The scheme described in reference [1] can be classified as a GAp scheme based on the classification system described in reference [2]. The motivation behind the scheme is to allow the prediction of a branch to be based on the outcome of other, possibly related, branches.

After considering the results in the paper I was surprised to see that increasing the number of branches in the history almost always increased prediction accuracy. I would think that the unrelated branches would pollute the branch predictors for a given branch, if the given branch was independent of some of the branches in the history window. After more careful consideration, it is possible, after a large number of executions of a sequence of branches, say in a loop, the set of predictors required to predict the given branch have been "synchronized". Suppose that we consider a history of 4 branches. 3 of these branches are correlated and the 4th one is not. Here, we would need eight predictors to properly segment the branch tree leading to the given branch, but since our branch history register has 4 bits, we use sixteen predictors. This means that we may need more branch executions before we have primed all the predictors when compared against using eight predictors.
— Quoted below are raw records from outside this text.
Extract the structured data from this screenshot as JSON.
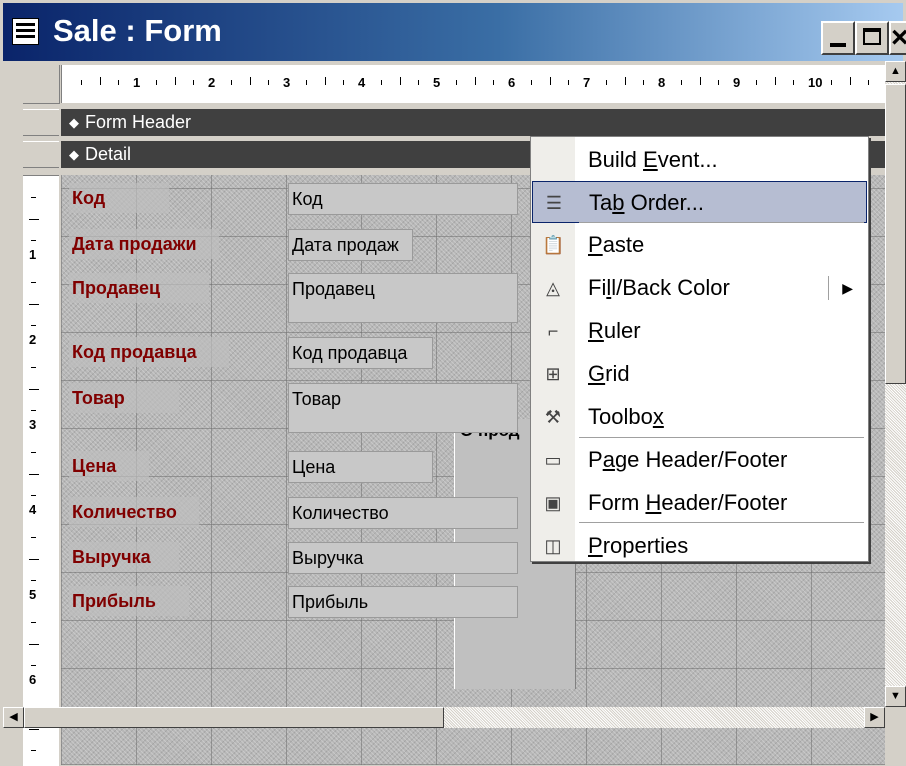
{
  "window": {
    "title": "Sale : Form",
    "icon": "form-icon",
    "controls": {
      "minimize": "_",
      "maximize": "□",
      "close": "×"
    }
  },
  "ruler": {
    "horizontal_numbers": [
      "1",
      "2",
      "3",
      "4",
      "5",
      "6",
      "7",
      "8",
      "9",
      "10"
    ],
    "vertical_numbers": [
      "1",
      "2",
      "3",
      "4",
      "5",
      "6"
    ]
  },
  "sections": {
    "form_header": "Form Header",
    "detail": "Detail"
  },
  "fields": [
    {
      "label": "Код",
      "value": "Код"
    },
    {
      "label": "Дата продажи",
      "value": "Дата продаж"
    },
    {
      "label": "Продавец",
      "value": "Продавец"
    },
    {
      "label": "Код продавца",
      "value": "Код продавца"
    },
    {
      "label": "Товар",
      "value": "Товар"
    },
    {
      "label": "Цена",
      "value": "Цена"
    },
    {
      "label": "Количество",
      "value": "Количество"
    },
    {
      "label": "Выручка",
      "value": "Выручка"
    },
    {
      "label": "Прибыль",
      "value": "Прибыль"
    }
  ],
  "subform": {
    "label": "О прод"
  },
  "context_menu": {
    "items": [
      {
        "label": "Build Event...",
        "pre": "Build ",
        "u": "E",
        "post": "vent...",
        "icon": "blank-icon"
      },
      {
        "label": "Tab Order...",
        "pre": "Ta",
        "u": "b",
        "post": " Order...",
        "icon": "tab-order-icon",
        "highlighted": true
      },
      {
        "label": "Paste",
        "pre": "",
        "u": "P",
        "post": "aste",
        "icon": "paste-icon"
      },
      {
        "label": "Fill/Back Color",
        "pre": "Fi",
        "u": "l",
        "post": "l/Back Color",
        "icon": "fill-color-icon",
        "submenu": true
      },
      {
        "label": "Ruler",
        "pre": "",
        "u": "R",
        "post": "uler",
        "icon": "ruler-icon"
      },
      {
        "label": "Grid",
        "pre": "",
        "u": "G",
        "post": "rid",
        "icon": "grid-icon"
      },
      {
        "label": "Toolbox",
        "pre": "Toolbo",
        "u": "x",
        "post": "",
        "icon": "toolbox-icon"
      },
      {
        "label": "Page Header/Footer",
        "pre": "P",
        "u": "a",
        "post": "ge Header/Footer",
        "icon": "page-header-icon"
      },
      {
        "label": "Form Header/Footer",
        "pre": "Form ",
        "u": "H",
        "post": "eader/Footer",
        "icon": "form-header-icon"
      },
      {
        "label": "Properties",
        "pre": "",
        "u": "P",
        "post": "roperties",
        "icon": "properties-icon"
      }
    ]
  },
  "scrollbars": {
    "up": "▲",
    "down": "▼",
    "left": "◀",
    "right": "▶"
  }
}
Another possible cause of misprediction is branch intervals. If the number of branches between repeated executions of a given branch is relatively prime compared to the length of the branch history register, it will take many iterations before the same predictor is used twice, despite the fact that the N branches previous to the given branch had the same history.
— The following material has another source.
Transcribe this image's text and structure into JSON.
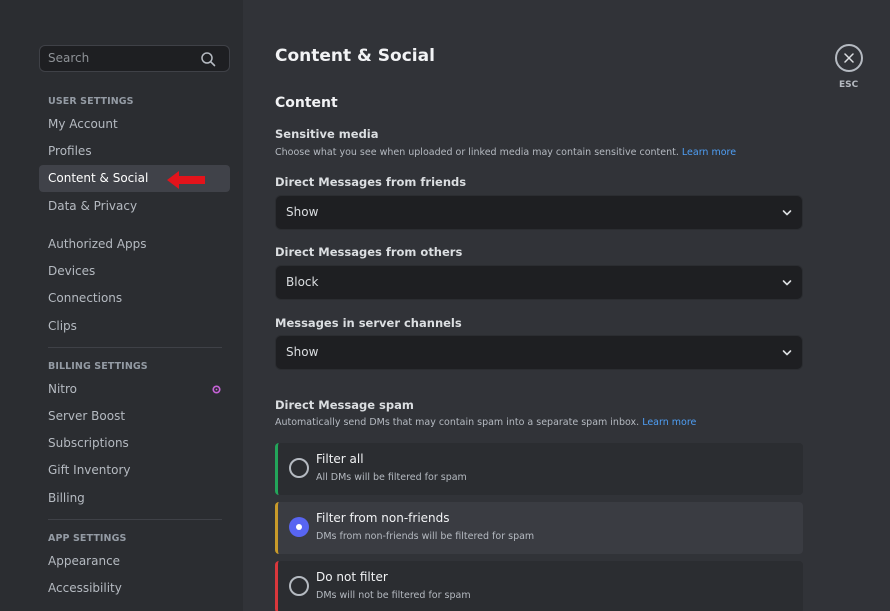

It is very difficult for the hardware to know which branches are actually correlate and which aren't. A long chain of data dependencies may need to be analyzed in hardware to determine possible correlations. It is even more difficult for the hardware to know which prior branches actually influence the behavior of a given branch in such a way as to make it more predictable. Considering the correlation of such a branch may reduce prediction accuracy.

The compiler, on the other hand, has the resources and information required to perform much more sophisticated correlation analysis. A scheme where the compiler provides the correlation information and the hardware makes the predictions follows.

The architecture specifies a new set of registers, called branch history registers. These registers have a predefined width of M. For each branch history register, the hardware provides 2^{I+M} branch predictors. The ISA allows the compiler to specify one or more BHRs per branch instruction, with one BHR as the primary BHR. When a prediction for a branch is needed, the primary BHR is used to index which set of 2^I predictors is used to predict the branch. The lower I bits of the branch address can be used to decide which of the predictors within the set of 2^I predictors should be used for the final prediction. Once the outcome of a branch is known, non-speculatively, a set of predictors is updated based on the outcome of the branch and then a 1(taken) or 0(not-taken) is shifted into all the BHRs the compiler specified for that branch. The predictors that are updated are chosen in a similar way to the way in which a predictor is chosen for a prediction. The only difference is that all the BHRs are used to select predictors yielding a set of predictors to be updated instead of a single one.

In the scheme described above the compiler can tell the hardware which branches are correlated by assigning them the same BHR. Of course, this is only effective if the correlated branches are less than or equal to the number of bits in the BHR. Note that more bits does not necessarily make for a better predictor, but more branches than bits in the BHR does not cause incorrect behavior. The use of multiple BHRs allows the compiler to have one branch affect the results of many other branches. Care must be taken to update the BHRs properly for predicated unconditional branches. A 0 must be shifted into the BHR when the predicate is false.

References:

[1] S. T. Pan, K. So, and J.T. Rahme. Improving the Accuracy of Dynamic Branch Prediction Using Branch COrrelation. In Proceedings of ASPLOS, pages 76-84, Oct 1992.

[2] T. Y. Teh and Y. N. Patt. Alternative Implementations of Two-Level Adaptive Branch Prediction. In Proceedings of the 19th Annual International Symposium on Computer Architecture, pages 124-134, May 1992.